The quick headline is this– Baby Boomers as we all have heard (approximate age range of 42 to 60), are aging. And Boomers make up the vast majority of executive leadership roles in corporate America. This includes Wall Street AND Main Street businesses, large and small. In fact, there is some evidence that more entrepreneurs starting businesses are boomers than any other age group. Boomers are fully one-third of the US population now (US Census) and X generation (54 million, ~17% of U.S. population), Y generation (aged between 18 and 30, about 75 million, clocking in at ~25% of U.S. population), and Z, AA, etc (who knows) generations are smaller due to lower birthrates post-Word War II. As the nextgen executive pool is a much smaller one (see http://www.thefutureofwork.net/assets/Review_of_Workforce_Crisis.pdf), we have to ask the obvious question– where is leadership going to come from in the next 5 to 25 years? Who will drive the U.S. knowledge economy, and can the U.S. continue to sell itself as the global melting pot, successfully continuing to woo other countries’ best and brightest with our promise of streets paved with gold? Or, given the two busts in the last 8 years, one Internet and the other financial markets, is the next generation of leaders going to reverse the brain drain from rest of world to the U.S. to its opposite? We’ve certainly seen recently emerging global powers like China actively push to woo and re-patriate Chinese who had migrated to the U.S. for higher education and opportunity.

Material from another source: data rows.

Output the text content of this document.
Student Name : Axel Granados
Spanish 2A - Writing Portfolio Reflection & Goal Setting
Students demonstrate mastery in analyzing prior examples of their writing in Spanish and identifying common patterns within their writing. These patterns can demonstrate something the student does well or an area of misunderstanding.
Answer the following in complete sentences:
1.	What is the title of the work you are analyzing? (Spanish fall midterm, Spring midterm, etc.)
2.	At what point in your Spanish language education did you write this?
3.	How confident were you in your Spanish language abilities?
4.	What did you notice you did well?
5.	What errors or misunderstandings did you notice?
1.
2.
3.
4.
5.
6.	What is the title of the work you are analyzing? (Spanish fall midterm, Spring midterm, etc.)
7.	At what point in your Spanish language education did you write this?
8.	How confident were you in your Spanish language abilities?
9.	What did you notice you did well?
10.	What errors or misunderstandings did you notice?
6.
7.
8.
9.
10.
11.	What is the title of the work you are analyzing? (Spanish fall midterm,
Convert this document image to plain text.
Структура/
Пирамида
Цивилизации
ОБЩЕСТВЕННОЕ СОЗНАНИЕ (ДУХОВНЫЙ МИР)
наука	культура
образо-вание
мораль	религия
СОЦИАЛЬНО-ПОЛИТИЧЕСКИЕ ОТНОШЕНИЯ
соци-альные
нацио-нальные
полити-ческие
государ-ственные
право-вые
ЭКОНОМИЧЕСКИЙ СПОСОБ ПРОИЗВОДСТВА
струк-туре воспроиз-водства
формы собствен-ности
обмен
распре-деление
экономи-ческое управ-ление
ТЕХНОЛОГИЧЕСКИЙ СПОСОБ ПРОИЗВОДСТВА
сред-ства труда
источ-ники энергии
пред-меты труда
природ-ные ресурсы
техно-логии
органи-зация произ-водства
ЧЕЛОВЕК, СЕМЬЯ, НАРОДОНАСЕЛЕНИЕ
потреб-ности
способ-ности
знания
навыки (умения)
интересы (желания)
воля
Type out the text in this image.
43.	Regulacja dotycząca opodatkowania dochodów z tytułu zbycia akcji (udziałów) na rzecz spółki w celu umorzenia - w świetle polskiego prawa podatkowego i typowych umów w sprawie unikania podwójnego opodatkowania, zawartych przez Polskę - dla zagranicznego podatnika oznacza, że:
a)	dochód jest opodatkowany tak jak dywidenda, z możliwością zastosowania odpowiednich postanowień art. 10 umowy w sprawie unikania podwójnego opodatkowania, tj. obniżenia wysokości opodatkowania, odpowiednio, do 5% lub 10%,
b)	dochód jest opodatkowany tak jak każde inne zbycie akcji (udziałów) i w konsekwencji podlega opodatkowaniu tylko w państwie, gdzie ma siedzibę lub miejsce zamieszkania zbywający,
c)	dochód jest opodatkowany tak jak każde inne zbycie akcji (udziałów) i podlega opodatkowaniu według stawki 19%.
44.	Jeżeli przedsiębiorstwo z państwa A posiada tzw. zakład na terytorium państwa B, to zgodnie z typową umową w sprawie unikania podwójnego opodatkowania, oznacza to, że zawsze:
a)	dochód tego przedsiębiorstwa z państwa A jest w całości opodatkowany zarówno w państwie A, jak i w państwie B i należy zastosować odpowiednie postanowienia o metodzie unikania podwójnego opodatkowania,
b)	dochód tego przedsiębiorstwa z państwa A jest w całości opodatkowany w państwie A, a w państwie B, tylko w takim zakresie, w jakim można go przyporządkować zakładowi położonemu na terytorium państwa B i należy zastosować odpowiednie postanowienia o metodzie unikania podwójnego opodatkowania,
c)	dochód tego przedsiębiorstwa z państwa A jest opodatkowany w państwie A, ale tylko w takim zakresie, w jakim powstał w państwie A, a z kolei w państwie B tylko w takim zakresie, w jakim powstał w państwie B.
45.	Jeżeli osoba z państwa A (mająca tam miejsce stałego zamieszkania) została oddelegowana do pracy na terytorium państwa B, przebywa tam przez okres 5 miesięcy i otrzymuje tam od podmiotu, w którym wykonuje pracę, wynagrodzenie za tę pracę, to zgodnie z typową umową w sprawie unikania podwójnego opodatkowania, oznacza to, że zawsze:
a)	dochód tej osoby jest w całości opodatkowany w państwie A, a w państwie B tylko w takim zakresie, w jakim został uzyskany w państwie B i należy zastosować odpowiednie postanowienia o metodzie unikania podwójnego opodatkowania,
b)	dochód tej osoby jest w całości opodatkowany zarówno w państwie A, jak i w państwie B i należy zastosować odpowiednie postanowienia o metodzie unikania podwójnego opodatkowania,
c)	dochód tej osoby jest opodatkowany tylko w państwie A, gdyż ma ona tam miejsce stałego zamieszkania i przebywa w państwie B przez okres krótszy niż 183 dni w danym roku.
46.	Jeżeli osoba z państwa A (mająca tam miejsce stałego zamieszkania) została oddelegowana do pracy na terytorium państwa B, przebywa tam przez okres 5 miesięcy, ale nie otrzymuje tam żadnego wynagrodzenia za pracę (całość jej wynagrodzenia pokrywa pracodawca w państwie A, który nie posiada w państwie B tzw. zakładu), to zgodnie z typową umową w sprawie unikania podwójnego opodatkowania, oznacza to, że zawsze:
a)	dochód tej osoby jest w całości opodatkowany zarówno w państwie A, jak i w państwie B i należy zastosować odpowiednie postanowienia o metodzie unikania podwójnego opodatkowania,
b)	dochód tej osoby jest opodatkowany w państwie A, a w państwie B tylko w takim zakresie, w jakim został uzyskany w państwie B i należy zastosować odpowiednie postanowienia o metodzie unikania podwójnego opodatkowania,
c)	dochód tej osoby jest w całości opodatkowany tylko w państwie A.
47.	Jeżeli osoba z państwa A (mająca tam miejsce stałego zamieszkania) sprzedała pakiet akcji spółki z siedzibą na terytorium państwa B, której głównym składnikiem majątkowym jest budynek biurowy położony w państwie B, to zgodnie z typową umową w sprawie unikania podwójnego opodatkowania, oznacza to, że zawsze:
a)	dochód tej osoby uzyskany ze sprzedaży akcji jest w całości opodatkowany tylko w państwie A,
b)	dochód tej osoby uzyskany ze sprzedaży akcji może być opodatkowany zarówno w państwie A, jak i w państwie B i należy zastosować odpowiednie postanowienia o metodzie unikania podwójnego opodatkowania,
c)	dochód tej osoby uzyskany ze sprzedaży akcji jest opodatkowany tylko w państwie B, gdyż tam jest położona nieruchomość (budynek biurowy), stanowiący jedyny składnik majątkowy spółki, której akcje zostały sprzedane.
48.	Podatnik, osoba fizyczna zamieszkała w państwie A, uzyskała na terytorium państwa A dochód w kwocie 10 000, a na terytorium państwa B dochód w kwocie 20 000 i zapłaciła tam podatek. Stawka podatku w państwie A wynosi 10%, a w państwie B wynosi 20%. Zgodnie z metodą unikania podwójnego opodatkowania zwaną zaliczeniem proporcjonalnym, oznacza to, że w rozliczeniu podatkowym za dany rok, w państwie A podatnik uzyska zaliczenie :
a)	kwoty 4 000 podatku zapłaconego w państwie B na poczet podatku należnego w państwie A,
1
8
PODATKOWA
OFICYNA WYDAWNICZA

What is counter-intuitive to perhaps many however is the demographic shifts and a snapshot of what the global talent marketplace looks like in 2020, a mere 11 years away. We were recently at the IACPR Annual Conference (International Association for Corporate and Professional Recruitment, www.Iacpr.org ), and had the opportunity to hear one of Boston Consulting Group’s Talent Practice leaders, Rosalinde Torres, address this issue.

For a summary of the Boston Consulting Group report pdf, go to www.bcg.com/publications/files/Creating_People_Advantage_Summary_May_2008.pdf. For the visual, look at the world map graphic above. Red circles are countries with a net loss of eligible leadership population by 2020. Green circles are those countries with a net gain. One might think that China would be a big player in future leadership, but with their one-child policy, they’re down 10 million. The U.S. is down 17 million. The possible winner for building the biggest pool of future leaders is India, up 47 million people. This is almost more than all the rest of those countries with net positive growth combined.

Food for thought as we go about building executive teams for 2009, 10 and deep into the next decade.